Schmerzen: Keine reine Nervensache

Wenn man sich in den Finger schneidet, schmerzt zunächst die Wunde, bald kann aber die ganze Hand wehtun. Daran sind Forschern zufolge nicht Nervenzellen schuld, sondern das umgebende Stützgewebe. Diese Zellen verstärken den Schmerz und tragen ihn in andere Körperteile.

Bisher hat man angenommen, dass Schmerzen eine reine Nervensache sind, erklärt Jürgen Sandkühler vom Department für Neurophysiologie der Medizinischen Universität Wien, der die Studie geleitet hat, im Gespräch mit der APA.

Bei einer Entzündung oder Verletzung leiten Nervenbahnen eine Erregung an das Rückenmark und von dort an das Gehirn, wo der Sinneseindruck „Schmerz“ entsteht. „Bei der Kommunikation zwischen Nervenzellen besteht aber eine hohe räumliche Präzision“, sagt er, damit ist also nur der Schmerz genau an der betroffenen Stelle zu erklären.

Schmerz breitet sich aus

Mit Kollegen hat er nun herausgefunden, dass nicht zu den Nervenzellen zählende Zellen die körperliche Pein verstärken und ausweiten. Diese Gliazellen umgeben die Nervenzellen, unterstützen ihren Stoffwechsel und sorgen dafür, dass das Nervensystem in Ordnung bleibt, so der Forscher. Sie werden durch Botenstoffe der Nervenzellen (Neurotransmitter) wie Glutamat und ATP (Adenosintriphosphat, einem wichtigen Energieträger in allen Lebewesen) aktiviert. Daraufhin setzen sie selbst Botenstoffe frei, die entzündungsfördernd sind und andere Gliazellen auf den Plan rufen.

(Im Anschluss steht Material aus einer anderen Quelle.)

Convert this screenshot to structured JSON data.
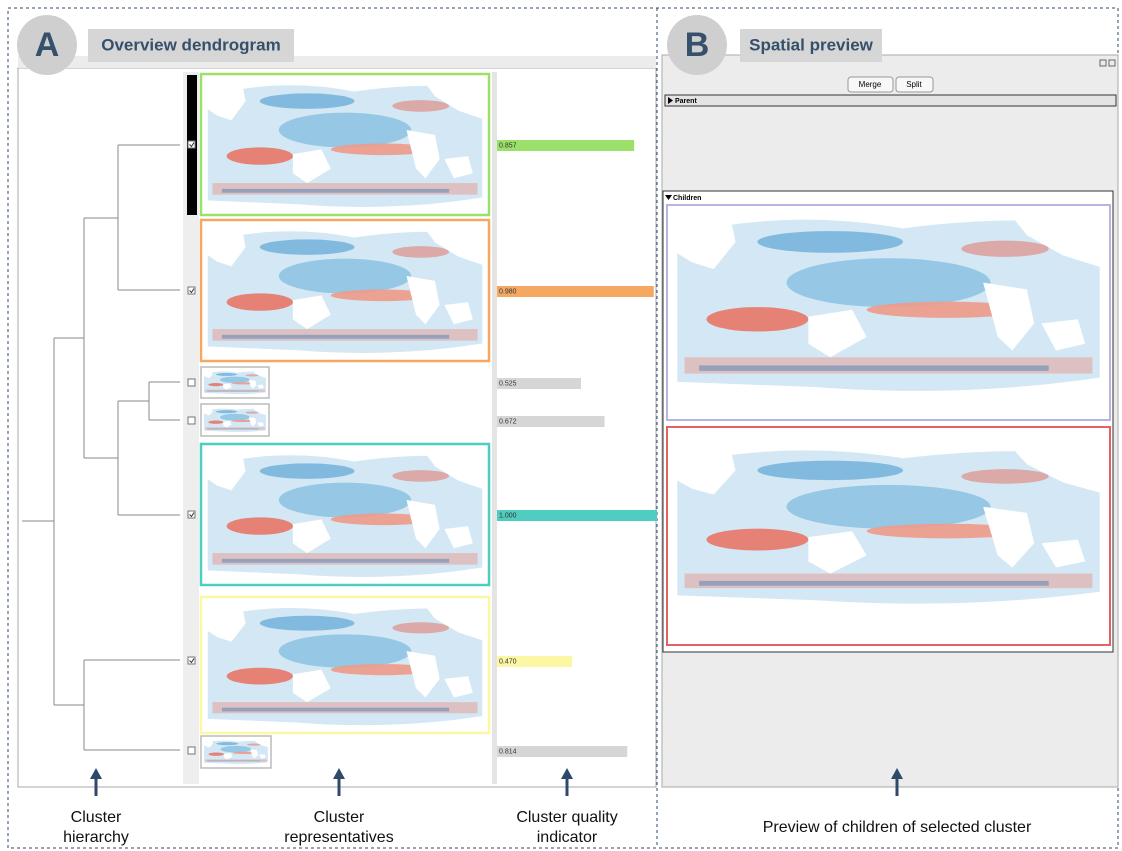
{
  "panels": [
    {
      "letter": "A",
      "title": "Overview dendrogram"
    },
    {
      "letter": "B",
      "title": "Spatial preview"
    }
  ],
  "toolbar": {
    "merge": "Merge",
    "split": "Split"
  },
  "sections": {
    "parent": "Parent",
    "children": "Children"
  },
  "clusters": [
    {
      "quality": 0.857,
      "label": "0.857",
      "color": "#9be06a"
    },
    {
      "quality": 0.98,
      "label": "0.980",
      "color": "#f5a862"
    },
    {
      "quality": 0.525,
      "label": "0.525",
      "color": "#d6d6d6"
    },
    {
      "quality": 0.672,
      "label": "0.672",
      "color": "#d6d6d6"
    },
    {
      "quality": 1.0,
      "label": "1.000",
      "color": "#4ecdc0"
    },
    {
      "quality": 0.47,
      "label": "0.470",
      "color": "#fbf7a4"
    },
    {
      "quality": 0.814,
      "label": "0.814",
      "color": "#d6d6d6"
    }
  ],
  "annotations": [
    "Cluster hierarchy",
    "Cluster representatives",
    "Cluster quality indicator",
    "Preview of children of selected cluster"
  ]
}
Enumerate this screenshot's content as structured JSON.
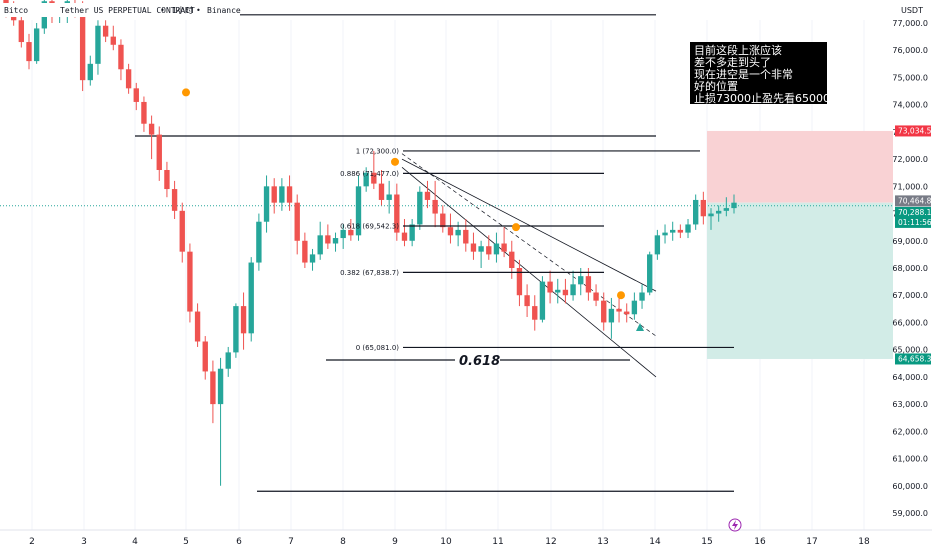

Die Gliazellen bilden ein Netzwerk, in dem eine jeweils ihre Nachbarn aktiviert, erklärte Sandkühler. Am Ende reizen sie wiederum die Nervenzellen, die das Signal ins Gehirn weiterleiten. Auf diese Art können sie den Schmerz verstärken und sorgen dafür, dass er sich in Körpergegenden ausbreitet, die vom Auslöser gar nicht betroffen waren.

Gesundes Leben verhindert Schmerz

Wie stark die Gliazellen aktiviert werden, hat man aber zum Teil selbst in der Hand, so der Mediziner. Es ist bekannt, dass etwa Angststörungen, Depressionen und Diabetes Entzündungen im Rückenmark und Gehirn (Neuroinflammation) fördern, aber auch chronischer Stress, Übergewicht, Bewegungsmangel, Alkohol und schlechte Ernährung.

„Jede Woche drei bis viermal eine halbe Stunde Sport, gesundes Essen und wenn man sein Gewicht einigermaßen hält, sorgen dafür, dass solche Prozesse nicht oder in geringerem Ausmaß stattfinden“, sagt Sandkühler. Mit einer gesundheitsbewussten Lebensweise könne man viele Schmerzen und Zipperlein verhindern.

Die neuen Erkenntnisse erklären auch, wieso viele entzündungshemmende Substanzen schmerzlindernd sind, wie etwa Aspirin und Ibuprofen. Sowohl im Gehirn und Rückenmark als auch dem Rest des Körpers könnten sie in vielen Fällen Entzündungen dämpfen und damit die schmerzfördernde Wirkung der Gliazellen einschränken.